TextDoIt – eval as a Smalltalk expression (the part in angle brackets)
TextLink – Show a method, class comment, class hierarchy, or class defintion.
<Point extent:>, <Point Comment>, <Point Hierarchy>, or <Point Defintion> are what you type.
TextURL – Show the web page. <www.disney.com>
These attributes of text need to be stored on the disk in a regular file-out. It is done in this form: Hi There
in the text, and a Run containing dSmalltalk beep;;
Click here to see the extent:
in the text, and a Run containing method LPoint extent:;
See RunArray class scanFrom: where decoding is done.
With the exception of the first line, the first half or so of this comment isn't all that bad. It at least made me aware of a feature I didn't know about. Then in the last half, instead of giving a simple code example of how TextAttributes can be used with a Text object to format its contents, you end up with something about storing attributes on disk and a link to something even less helpful. Even something as simple as the following line between the two parts above would have helped and saved a lot of time:
textEditor replaceSelectionWith: (selText addAttribute: attribute).
Which is actually similar to one of the last couple lines of code in the function that handles transforming a selected block of text based on which menu item you selected after pressing Command-6 (Do It, Print It, etc) - This is where the link should be to. I can't really say that I've overcome this problem - not permanently at least. The only solution seems to be just experimentation and exploring/inspecting existing objects.
2. Find two posts that you think are useful and explain why you found them particularly useful.
Discussion 3 - Chris Ronderos
I found this useful because it gives more control over what exactly is included in a changeset. Because of this, the amount of additional unused classes and garbage can be controlled when combining multiple changesets over time.
I found this useful because proper use of the method finder can greatly reduce the amount of time spent looking for methods with a desired functionality. The method finder, as pointed out on the page, can be used to either search for a method by name, or by arguments and responses. Searching for a method by arguments and responses will most likely narrow down results to something closer to what you're actually looking for than if you had just searched by name. It may also find methods providing the functionality you desire that have names you never would have guessed, and as a result, never would have found using the traditional search-by-name. (Also, unfortunately, given the way Squeak seems to be working/not working, I have a feeling that the problem and solution preceding the method finder part of the discussion on his page may come in useful at some point somehow)

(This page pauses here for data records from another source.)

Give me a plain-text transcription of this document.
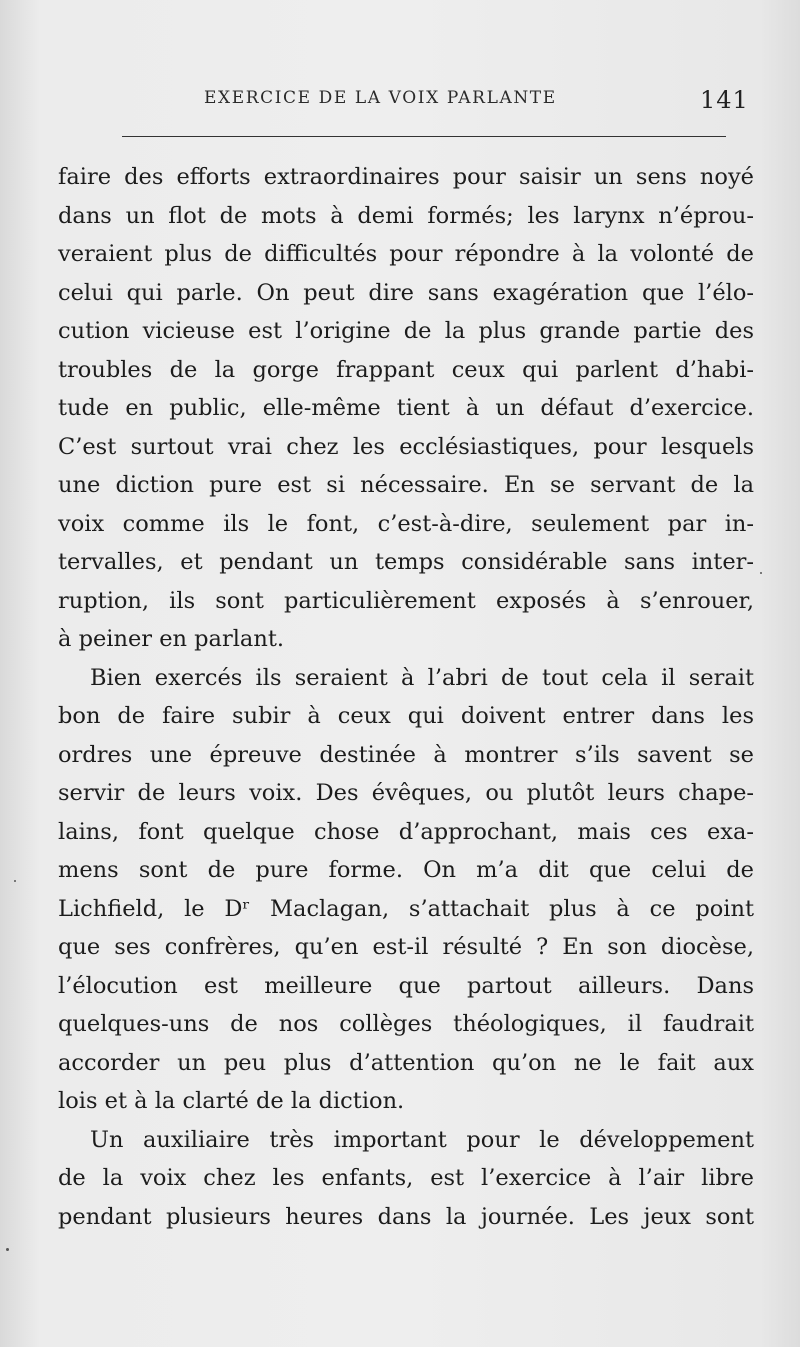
EXERCICE DE LA VOIX PARLANTE	141
faire des efforts extraordinaires pour saisir un sens noyé
dans un flot de mots à demi formés; les larynx n’éprou-
veraient plus de difficultés pour répondre à la volonté de
celui qui parle. On peut dire sans exagération que l’élo-
cution vicieuse est l’origine de la plus grande partie des
troubles de la gorge frappant ceux qui parlent d’habi-
tude en public, elle-même tient à un défaut d’exercice.
C’est surtout vrai chez les ecclésiastiques, pour lesquels
une diction pure est si nécessaire. En se servant de la
voix comme ils le font, c’est-à-dire, seulement par in-
tervalles, et pendant un temps considérable sans inter-
ruption, ils sont particulièrement exposés à s’enrouer,
à peiner en parlant.
Bien exercés ils seraient à l’abri de tout cela il serait
bon de faire subir à ceux qui doivent entrer dans les
ordres une épreuve destinée à montrer s’ils savent se
servir de leurs voix. Des évêques, ou plutôt leurs chape-
lains, font quelque chose d’approchant, mais ces exa-
mens sont de pure forme. On m’a dit que celui de
Lichfield, le Dʳ Maclagan, s’attachait plus à ce point
que ses confrères, qu’en est-il résulté ? En son diocèse,
l’élocution est meilleure que partout ailleurs. Dans
quelques-uns de nos collèges théologiques, il faudrait
accorder un peu plus d’attention qu’on ne le fait aux
lois et à la clarté de la diction.
Un auxiliaire très important pour le développement
de la voix chez les enfants, est l’exercice à l’air libre
pendant plusieurs heures dans la journée. Les jeux sont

While I found the overall idea of using private methods when nothing else can be used to accomplish some goal useful, I'm not quite sure why methods like privateAddMorph:atIndex: have to be used. In the case of adding morphs, there exist a number of non-private addMorph methods that do the same thing. Many of them just end up calling their private version (i.e. addMorphFront calls privateAddMorph:atIndex: with index of 1), but if this changes and they end up doing something before calling their private version, any code that directly calls the private version may not work or work correctly.